If a doctor or hospital is unwilling to comply with your wishes, Connecticut law states that you are to be transferred to a doctor or health care provider who is willing to comply with your wishes.
Decisions by My Health Care Representative
Your health care representative is required to first make decisions on your behalf in accordance with your wishes, either as stated in your “living will” or as otherwise known to him/her. In the event a situation arises that you didn't anticipate, your health care representative may make a decision which is in your best interest ( but ultimately not necessarily what you would have wanted to happen in that circumstance).
Selection of a Health Care Representative
Selecting the individual who will have ultimate authority and responsibility for your health care decisions when you are unable to make those decisions yourself is very important. It is critical that you discuss your wishes and opinions regarding various health care matters with your health care representative in advance so that your health care representative will know or have a good idea about what your wishes are in the event a situation arises that is not clearly stated in your “living will.” It is also a good idea to appoint an alternate health care representative in the event the person you initially appoint can't or won't serve when the time comes, or in the event he/she predeceases you.
Do I need a lawyer to do a “living will” and appoint a health care representative?

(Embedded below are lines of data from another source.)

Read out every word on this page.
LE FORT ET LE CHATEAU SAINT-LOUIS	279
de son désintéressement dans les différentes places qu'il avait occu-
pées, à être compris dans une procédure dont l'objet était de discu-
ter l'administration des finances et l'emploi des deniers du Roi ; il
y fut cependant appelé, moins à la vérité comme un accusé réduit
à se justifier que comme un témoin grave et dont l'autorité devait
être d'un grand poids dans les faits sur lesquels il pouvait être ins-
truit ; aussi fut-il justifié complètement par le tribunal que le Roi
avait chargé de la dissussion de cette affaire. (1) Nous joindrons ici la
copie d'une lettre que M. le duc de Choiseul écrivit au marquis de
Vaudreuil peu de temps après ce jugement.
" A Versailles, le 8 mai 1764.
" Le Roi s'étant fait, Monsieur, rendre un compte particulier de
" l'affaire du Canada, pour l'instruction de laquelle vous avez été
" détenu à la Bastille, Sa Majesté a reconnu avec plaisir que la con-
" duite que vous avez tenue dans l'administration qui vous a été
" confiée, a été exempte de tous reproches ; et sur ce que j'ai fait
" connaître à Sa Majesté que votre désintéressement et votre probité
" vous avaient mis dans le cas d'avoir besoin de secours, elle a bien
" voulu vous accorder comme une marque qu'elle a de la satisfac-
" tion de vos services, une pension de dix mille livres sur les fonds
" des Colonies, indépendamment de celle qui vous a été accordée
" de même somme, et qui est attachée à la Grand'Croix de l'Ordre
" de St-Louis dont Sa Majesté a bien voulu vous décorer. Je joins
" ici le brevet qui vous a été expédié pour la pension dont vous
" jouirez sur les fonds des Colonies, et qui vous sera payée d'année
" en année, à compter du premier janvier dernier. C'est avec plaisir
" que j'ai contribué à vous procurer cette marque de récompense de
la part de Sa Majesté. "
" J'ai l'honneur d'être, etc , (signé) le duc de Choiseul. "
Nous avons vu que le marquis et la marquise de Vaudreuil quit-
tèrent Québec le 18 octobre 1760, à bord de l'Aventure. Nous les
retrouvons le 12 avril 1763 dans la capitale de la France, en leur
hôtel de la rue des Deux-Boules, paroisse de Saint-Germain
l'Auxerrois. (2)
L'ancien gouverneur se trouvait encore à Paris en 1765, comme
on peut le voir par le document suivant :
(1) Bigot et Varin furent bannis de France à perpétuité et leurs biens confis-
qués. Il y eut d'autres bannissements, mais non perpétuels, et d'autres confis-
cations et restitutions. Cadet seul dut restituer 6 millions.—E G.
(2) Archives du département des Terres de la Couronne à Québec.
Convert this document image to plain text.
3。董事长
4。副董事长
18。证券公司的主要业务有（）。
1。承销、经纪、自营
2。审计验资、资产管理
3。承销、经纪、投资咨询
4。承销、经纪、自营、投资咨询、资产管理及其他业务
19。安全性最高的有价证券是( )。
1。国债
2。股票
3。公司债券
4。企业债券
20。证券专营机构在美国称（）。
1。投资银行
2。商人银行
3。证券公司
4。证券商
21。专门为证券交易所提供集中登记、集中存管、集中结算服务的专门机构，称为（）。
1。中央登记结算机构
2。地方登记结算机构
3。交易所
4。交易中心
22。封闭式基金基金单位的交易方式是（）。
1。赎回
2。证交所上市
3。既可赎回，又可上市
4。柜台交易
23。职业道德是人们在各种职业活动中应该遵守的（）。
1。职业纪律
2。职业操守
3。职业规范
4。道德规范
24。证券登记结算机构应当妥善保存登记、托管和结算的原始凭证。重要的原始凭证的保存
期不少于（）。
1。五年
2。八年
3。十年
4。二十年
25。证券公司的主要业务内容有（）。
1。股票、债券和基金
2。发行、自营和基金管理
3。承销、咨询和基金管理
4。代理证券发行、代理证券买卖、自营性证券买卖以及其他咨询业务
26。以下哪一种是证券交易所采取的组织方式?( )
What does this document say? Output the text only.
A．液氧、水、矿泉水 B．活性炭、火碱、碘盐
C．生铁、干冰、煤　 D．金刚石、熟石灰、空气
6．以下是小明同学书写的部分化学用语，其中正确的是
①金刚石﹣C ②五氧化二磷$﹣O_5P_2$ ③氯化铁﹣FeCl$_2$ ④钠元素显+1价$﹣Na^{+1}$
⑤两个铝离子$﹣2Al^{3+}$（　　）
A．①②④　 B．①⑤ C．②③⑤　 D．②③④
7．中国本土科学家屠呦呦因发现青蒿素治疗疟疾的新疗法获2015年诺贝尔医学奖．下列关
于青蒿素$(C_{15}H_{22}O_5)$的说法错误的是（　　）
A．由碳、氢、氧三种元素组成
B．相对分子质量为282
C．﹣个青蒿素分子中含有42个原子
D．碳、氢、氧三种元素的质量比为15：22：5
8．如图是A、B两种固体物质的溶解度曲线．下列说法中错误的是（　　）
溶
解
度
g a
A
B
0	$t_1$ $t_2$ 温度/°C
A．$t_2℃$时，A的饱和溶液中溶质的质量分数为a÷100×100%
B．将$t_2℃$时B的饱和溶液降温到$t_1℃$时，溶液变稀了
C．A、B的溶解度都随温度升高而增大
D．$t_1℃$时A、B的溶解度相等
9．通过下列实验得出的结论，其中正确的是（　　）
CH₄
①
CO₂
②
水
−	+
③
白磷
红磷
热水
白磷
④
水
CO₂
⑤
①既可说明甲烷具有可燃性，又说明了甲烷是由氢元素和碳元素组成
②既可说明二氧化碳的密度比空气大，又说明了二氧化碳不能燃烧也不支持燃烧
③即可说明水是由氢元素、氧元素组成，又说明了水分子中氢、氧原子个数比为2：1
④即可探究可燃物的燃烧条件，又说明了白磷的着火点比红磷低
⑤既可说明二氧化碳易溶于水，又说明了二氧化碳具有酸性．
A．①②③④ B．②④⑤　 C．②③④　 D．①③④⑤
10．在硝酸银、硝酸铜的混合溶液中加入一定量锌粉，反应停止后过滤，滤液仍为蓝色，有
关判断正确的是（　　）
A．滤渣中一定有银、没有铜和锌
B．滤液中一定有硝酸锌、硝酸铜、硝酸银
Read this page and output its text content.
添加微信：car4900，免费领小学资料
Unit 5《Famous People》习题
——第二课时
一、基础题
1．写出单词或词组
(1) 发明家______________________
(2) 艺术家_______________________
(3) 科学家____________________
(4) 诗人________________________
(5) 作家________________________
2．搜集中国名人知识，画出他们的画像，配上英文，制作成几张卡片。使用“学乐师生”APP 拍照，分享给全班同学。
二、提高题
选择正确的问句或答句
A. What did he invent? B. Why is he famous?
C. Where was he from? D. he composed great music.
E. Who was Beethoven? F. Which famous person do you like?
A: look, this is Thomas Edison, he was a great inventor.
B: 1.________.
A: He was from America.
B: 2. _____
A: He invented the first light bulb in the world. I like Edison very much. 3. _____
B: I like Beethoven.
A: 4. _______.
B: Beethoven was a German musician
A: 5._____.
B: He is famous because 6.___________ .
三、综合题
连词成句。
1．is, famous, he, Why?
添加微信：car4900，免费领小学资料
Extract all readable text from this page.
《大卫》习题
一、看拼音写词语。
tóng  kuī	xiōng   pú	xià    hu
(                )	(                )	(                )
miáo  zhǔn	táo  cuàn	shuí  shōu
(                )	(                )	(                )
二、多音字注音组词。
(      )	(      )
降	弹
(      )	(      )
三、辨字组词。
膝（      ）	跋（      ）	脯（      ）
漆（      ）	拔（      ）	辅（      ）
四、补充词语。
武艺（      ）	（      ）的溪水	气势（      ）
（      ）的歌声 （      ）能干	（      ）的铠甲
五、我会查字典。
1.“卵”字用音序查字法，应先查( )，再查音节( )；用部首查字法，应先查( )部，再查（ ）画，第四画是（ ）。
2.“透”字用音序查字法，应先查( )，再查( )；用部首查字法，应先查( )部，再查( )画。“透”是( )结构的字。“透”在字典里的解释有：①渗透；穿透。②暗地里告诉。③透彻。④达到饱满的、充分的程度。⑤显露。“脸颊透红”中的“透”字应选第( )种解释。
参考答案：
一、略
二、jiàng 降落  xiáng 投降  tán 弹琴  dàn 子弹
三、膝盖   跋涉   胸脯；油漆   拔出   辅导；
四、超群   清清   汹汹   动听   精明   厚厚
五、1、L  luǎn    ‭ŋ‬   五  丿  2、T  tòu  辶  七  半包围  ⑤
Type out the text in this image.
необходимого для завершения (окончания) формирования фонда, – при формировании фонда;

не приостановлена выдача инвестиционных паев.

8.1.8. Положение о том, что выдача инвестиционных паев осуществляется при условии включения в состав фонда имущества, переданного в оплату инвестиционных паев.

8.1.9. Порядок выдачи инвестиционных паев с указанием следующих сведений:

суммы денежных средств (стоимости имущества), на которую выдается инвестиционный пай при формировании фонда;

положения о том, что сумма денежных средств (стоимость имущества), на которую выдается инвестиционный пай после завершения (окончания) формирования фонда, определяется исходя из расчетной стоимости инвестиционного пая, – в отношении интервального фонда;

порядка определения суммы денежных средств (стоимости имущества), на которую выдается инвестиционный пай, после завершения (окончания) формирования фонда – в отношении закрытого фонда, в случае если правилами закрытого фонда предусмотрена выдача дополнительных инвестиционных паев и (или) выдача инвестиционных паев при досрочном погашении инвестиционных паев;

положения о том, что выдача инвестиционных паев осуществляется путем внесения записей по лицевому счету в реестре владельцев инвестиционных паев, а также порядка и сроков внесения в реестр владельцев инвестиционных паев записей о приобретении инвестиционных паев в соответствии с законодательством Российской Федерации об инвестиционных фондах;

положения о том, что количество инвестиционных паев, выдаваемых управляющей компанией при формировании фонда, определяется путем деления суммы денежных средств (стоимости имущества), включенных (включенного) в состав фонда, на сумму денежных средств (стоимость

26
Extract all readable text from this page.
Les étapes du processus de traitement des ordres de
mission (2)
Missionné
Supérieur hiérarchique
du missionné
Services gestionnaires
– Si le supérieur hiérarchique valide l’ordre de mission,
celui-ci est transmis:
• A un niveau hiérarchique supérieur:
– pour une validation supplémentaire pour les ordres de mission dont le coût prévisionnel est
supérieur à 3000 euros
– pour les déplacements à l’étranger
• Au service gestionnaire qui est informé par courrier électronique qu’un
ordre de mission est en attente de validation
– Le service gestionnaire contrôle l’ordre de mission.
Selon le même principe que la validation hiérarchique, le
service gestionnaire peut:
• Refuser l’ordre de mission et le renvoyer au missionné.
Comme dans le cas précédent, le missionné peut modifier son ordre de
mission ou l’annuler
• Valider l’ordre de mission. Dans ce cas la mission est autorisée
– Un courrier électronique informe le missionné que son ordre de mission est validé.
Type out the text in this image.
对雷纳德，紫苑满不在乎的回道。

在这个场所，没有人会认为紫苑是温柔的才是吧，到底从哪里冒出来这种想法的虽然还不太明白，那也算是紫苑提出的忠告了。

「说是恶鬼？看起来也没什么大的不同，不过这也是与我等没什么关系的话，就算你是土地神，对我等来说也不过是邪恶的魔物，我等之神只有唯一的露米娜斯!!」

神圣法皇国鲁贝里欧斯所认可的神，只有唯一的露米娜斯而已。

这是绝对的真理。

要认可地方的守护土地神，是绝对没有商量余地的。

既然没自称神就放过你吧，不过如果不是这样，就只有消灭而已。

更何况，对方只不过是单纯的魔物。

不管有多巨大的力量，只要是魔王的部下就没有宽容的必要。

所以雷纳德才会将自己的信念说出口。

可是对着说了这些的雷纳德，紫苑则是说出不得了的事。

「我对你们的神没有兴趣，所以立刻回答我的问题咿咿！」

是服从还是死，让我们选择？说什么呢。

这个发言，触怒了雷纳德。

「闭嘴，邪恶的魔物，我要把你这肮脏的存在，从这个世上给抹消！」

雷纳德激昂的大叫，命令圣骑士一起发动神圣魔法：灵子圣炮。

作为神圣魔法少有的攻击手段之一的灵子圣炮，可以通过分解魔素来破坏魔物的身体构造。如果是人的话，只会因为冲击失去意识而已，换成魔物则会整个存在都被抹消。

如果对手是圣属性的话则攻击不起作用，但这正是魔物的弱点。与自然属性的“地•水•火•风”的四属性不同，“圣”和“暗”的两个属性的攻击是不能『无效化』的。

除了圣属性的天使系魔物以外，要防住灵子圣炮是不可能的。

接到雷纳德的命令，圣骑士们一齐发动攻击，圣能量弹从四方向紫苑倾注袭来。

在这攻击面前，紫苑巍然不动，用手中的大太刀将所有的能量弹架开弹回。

You do not need a lawyer. Connecticut law states that as long as the “living will” is in substantially the statutory form, you can use any form you want. However, to be valid, any form that is used must be signed, dated and witnessed by two people. In addition, since Connecticut health care providers are most familiar with the Connecticut statutory form, if the Connecticut statutory form is used, there is less likelihood that your wishes will be misunderstood. It is therefore advisable that you seek the advice of an attorney and execute the “living will” and appointment of health care representative in the presence of an attorney to avoid your “living will” from being declared invalid.
Where to Keep your Living Will and Health Care Directive
A copy of each document (or the combined form, if that is used) should be given to your primary care physician, to your family, and to the individuals you have named as your health care representative and alternate health care representative. Your doctor will make the documents part of your medical records. The original documents should not be put into a safe deposit box at a bank, but rather kept in a safe location for easy access in the event the original documents are needed any day of the week, at any time during the day or night.
Connecticut and New York have similar laws, but they vary slightly. So, there may be minor differences if you live in Easton, CT or Bedford, NY.